The protein level of COX-2 in rat hippocampi is presented in Fig. 5. In the PTSD group, the protein expression level of COX-2 was higher than in the control group (P<0.01). However, compared with the PTSD group, the expression level of protein COX-2 was lower in the intervention group (P<0.05).

The apoptosis of rat hippocampi was evaluated by TUNEL staining and the results are presented in Fig. 6. In the PTSD group and the intervention group, the TUNEL staining was positive. Compared with the control group, the apoptosis in the PTSD group increased significantly (Fig. 6B). However, apoptosis in the intervention group was decreased significantly compared with the PTSD group (Fig. 6C). The apoptotic rate in the PTSD group and the intervention group were higher than in the control group (P<0.01; Fig. 6D). Compared with the PTSD group, the apoptotic rate in the intervention group decreased significantly (P<0.01; Fig. 6D).

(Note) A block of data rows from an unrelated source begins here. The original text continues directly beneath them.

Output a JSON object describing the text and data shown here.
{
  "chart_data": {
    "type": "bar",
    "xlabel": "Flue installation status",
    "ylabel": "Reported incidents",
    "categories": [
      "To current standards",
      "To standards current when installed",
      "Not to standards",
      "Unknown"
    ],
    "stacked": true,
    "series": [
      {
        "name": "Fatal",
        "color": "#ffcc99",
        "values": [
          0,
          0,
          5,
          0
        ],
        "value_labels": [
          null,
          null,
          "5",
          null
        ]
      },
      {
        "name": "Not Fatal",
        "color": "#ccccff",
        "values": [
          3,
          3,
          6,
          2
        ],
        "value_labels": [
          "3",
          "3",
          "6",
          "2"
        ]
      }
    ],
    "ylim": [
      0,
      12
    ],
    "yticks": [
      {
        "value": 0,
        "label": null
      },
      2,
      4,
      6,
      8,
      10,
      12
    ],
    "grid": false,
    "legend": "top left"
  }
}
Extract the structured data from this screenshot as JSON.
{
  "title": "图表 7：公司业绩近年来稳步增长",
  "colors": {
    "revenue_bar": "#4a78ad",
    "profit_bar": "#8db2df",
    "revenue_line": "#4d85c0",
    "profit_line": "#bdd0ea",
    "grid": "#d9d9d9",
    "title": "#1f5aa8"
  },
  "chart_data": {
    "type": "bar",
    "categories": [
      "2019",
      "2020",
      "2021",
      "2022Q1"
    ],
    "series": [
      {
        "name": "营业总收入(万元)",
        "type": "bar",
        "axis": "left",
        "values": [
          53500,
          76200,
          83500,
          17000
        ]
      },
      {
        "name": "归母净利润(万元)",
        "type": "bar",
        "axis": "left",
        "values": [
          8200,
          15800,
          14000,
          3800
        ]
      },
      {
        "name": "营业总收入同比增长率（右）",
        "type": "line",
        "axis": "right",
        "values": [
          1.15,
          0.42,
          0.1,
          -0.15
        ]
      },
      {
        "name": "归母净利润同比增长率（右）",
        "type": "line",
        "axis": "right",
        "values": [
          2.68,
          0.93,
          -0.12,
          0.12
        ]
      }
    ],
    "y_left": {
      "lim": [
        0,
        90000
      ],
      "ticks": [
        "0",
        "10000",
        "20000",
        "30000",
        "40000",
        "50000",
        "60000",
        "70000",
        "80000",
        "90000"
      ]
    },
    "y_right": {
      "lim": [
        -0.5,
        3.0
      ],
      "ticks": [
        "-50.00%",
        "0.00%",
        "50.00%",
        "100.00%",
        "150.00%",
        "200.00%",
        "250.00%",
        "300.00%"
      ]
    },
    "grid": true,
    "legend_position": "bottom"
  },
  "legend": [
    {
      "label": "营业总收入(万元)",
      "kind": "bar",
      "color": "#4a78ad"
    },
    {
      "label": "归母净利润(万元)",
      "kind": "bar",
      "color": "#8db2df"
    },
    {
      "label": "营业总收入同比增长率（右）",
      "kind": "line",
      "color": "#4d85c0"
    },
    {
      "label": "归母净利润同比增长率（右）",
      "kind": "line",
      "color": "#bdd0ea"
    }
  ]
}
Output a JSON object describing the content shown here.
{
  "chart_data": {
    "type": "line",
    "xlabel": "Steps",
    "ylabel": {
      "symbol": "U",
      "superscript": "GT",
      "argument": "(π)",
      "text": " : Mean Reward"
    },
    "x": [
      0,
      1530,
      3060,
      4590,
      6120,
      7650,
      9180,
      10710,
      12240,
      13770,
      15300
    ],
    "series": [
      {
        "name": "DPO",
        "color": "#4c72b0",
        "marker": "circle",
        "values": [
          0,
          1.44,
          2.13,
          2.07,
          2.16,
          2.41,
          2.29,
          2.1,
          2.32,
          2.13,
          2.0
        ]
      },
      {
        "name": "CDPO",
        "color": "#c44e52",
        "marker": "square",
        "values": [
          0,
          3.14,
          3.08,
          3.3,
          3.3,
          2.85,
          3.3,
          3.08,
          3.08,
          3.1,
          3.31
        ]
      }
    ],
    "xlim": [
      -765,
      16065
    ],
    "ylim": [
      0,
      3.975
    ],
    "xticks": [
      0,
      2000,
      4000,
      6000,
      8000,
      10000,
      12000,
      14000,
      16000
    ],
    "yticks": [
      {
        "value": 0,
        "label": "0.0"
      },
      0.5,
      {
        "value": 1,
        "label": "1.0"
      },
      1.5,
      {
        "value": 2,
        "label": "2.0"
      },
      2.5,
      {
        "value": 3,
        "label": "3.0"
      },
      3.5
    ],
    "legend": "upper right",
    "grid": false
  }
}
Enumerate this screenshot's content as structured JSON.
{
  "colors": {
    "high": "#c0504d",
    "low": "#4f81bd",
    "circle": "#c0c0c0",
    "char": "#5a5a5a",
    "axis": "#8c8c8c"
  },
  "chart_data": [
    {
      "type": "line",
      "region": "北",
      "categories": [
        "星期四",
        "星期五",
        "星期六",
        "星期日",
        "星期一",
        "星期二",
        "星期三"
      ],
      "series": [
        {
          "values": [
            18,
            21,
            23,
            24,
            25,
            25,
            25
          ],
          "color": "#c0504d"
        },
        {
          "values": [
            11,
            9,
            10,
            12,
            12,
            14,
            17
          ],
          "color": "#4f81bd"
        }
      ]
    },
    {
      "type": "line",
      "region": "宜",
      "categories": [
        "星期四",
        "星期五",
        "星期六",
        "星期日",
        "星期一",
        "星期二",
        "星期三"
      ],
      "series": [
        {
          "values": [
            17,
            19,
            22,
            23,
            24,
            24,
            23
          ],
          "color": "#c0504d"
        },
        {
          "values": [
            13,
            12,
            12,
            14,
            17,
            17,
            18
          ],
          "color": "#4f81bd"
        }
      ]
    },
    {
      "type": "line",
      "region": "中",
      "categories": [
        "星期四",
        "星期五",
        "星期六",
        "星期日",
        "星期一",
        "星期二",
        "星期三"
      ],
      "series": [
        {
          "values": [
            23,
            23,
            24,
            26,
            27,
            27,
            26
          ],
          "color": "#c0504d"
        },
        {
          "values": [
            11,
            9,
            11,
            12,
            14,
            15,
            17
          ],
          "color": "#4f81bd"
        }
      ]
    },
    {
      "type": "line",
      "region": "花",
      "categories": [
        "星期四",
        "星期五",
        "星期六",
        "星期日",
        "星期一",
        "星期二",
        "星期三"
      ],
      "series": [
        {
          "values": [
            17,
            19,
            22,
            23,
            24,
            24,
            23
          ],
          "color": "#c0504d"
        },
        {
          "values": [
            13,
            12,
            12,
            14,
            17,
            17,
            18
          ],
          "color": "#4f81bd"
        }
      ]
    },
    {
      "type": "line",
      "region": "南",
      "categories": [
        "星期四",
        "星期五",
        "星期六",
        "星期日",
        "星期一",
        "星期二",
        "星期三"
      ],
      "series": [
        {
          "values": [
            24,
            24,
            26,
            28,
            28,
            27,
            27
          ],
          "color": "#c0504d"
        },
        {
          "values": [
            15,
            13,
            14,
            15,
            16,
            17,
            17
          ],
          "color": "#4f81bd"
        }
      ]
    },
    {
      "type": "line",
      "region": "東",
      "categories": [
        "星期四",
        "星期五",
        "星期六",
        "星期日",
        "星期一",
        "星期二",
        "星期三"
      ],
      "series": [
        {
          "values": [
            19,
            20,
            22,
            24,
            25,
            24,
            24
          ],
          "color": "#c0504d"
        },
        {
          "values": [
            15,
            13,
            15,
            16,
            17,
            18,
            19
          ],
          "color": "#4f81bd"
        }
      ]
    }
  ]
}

Levels of TNF-α, IL-6, PGE2 and NO in rat hippocampi are presented in Fig. 7. In the PTSD group, the levels of TNF-α, IL-6, PGE2 and NO were higher than in the control group (P<0.01). The levels of TNF-α and IL-6 in the intervention group were higher than in the control group (P<0.05, P<0.01), but lower than in the PTSD group (P<0.01; Fig. 7A). Compared with the PTSD group, the levels of PGE2 and NO in the intervention group were increased significantly (P<0.01; Fig. 7B).